Give or take a few penalty pennies dropped into the Slap-bass Embargo Infringement Box (every studio should have one), this is a bass part to die for, not just in terms of sheer stylistic panache, but also on account of the way it combines such rich, deep low end with tremendous small-speaker translation – essential for a production that wants to cater equally to both clubbers and joggers. My favourite aspect of the part, though, is the way it flits between its disco stomp foundation (eg. the first six beats of the chorus at 0:45-048), various melodic fills (eg. the upper-register interjection at 0:49), and the occasional quasi-doubling of the lead vocal (the most extended being at 1:05-1:11, under “I’m gon’ be OK… it’s about damn time”).

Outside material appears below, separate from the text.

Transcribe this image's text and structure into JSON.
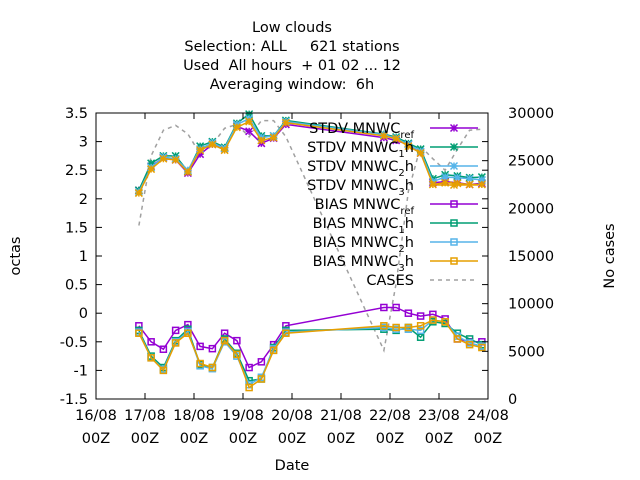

Structurally, the song’s a little unusual in that what initially appears to be a middle section starting at 2:14 (after the second set of choruses) actually ends up turning into an extended outro jam that never fully returns to the chorus material – just a couple of restatements of the central “OK, alright, it’s about damn time” hook. Rewind a decade or two, and this would have been a fairly bold move, gambling with your final opportunity to hammer the chorus into the listener’s memory within the space of a radio play. But I wonder whether this structure is much of a risk at all these days. After all, many current pop songs come in around the two-minute mark, and Lizzo has already delivered two double-choruses during that time-span. Furthermore, might the new musical developments within the extended outro actually encourage listeners with shorter attention spans to stay engaged beyond the point when they’d otherwise hit Skip?